NEVER have I watched such a distressing documentary drama series than the recent Mr Bates vs the Post Office, bringing to the attention of the British public the horror of twenty years Post Office prosecutions of 700 sub-postmasters and mistresses.

Hundreds of innocent lives wrecked and ruined, families losing their homes, driven into bankruptcy, treated by neighbours as felons, their children bullied at school because their mum or dad was a "thief". Lifelong reputations destroyed. 230 completely innocent postmasters and mistresses ending up in jail. One taking their own life.

And all this on the word of Post Office executives with no understanding that computers are fallible. With many millions of lines of code there is no computer that does not have multiple flaws. All the reasons computer manufacturers distribute correcting updates and patches every month.

But this was all lost on Post Office executives, telling all who queried their Horizon system it was "robust". Telling every postmaster or mistress distressed by shortfalls that they were "the only ones querying the system". With then hundreds of postmasters and mistresses prosecuted for theft, fraud, and false accounting.

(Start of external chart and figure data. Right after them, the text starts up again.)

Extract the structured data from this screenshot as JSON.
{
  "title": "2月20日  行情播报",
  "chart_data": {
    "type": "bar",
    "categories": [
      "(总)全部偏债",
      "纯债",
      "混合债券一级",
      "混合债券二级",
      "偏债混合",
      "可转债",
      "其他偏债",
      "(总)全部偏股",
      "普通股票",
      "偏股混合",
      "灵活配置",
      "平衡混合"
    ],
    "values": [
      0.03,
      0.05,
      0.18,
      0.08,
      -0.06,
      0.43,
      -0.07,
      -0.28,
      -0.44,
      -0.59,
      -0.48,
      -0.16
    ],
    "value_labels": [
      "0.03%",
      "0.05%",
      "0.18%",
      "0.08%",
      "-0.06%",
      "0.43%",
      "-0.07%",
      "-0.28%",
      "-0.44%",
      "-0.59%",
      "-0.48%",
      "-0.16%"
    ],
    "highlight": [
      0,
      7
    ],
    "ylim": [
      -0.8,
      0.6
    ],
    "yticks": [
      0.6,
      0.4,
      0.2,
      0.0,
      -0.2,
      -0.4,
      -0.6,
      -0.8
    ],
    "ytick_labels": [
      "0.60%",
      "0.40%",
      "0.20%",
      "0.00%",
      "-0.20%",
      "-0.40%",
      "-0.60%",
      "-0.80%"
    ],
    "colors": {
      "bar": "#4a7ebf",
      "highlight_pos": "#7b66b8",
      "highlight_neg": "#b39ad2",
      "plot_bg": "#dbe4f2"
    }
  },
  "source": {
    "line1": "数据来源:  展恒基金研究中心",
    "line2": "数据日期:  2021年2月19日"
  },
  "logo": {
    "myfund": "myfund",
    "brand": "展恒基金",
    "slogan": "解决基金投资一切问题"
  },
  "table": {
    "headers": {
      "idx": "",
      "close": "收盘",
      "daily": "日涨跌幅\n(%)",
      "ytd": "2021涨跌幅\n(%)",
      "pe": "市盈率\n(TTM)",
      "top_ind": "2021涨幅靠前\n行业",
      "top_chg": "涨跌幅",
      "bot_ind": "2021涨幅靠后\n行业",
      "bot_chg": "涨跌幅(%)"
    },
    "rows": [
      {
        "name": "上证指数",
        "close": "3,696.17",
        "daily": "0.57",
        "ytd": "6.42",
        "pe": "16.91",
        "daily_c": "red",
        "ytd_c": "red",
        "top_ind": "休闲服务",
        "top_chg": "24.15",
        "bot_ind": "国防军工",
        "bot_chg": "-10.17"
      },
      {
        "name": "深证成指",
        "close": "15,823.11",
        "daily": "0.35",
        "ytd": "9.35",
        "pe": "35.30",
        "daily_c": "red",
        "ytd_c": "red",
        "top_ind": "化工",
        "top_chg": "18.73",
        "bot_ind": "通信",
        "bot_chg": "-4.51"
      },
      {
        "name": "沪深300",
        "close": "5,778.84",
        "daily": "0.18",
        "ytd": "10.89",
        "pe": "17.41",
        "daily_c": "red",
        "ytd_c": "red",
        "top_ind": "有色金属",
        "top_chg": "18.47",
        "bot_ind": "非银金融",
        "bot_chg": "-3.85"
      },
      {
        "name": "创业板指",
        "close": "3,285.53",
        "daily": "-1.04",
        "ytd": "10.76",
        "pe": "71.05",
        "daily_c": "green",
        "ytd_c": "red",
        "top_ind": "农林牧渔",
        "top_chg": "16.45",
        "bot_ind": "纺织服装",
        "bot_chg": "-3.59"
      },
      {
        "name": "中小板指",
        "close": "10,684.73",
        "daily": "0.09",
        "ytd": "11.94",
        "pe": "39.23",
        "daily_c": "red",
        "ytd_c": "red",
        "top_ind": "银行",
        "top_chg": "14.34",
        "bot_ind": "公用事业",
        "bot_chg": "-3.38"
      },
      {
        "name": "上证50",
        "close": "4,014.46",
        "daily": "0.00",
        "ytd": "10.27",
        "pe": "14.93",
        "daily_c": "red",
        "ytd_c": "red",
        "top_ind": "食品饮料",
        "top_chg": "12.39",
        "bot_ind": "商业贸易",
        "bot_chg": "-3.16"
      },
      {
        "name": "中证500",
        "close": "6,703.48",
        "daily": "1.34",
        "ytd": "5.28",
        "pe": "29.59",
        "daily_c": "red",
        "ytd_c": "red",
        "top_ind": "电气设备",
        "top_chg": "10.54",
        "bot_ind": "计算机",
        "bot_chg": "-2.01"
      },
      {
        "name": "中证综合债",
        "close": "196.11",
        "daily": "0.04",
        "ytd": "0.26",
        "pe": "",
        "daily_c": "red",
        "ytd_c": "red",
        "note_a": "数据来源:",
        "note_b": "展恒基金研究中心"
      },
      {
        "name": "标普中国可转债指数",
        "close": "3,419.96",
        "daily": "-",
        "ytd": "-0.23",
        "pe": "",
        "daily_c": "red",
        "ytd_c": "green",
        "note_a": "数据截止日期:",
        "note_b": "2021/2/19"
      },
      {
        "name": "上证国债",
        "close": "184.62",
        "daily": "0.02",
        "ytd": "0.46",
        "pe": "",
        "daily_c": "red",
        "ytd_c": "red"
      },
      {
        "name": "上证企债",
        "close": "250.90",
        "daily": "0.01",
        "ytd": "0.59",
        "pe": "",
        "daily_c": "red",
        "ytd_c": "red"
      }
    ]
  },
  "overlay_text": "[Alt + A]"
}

Whole lives wrecked. How our world turns when those with not a clue how computers work take the blind view machines are infallible, responsible people running businesses, in their hundreds, are all lying. Computerised life wrecking.

It took then huge perseverance of postmaster Alan Bates, and many more postmasters and mistresses connecting together, to begin to take on the Post Office, over many years.

And now it's finally hit national attention, with great credit to the TV series producers, now, finally, politicians, including the Prime Minister, are paying attention. Finally police are looking into Post Office fraud offences. And about time to with you would hope full compensation for all who have suffered so terribly within months. Not more years.

Massive failure of anything like justice for so many. Taking in the end a major TV production to turn on British justice. And an election year.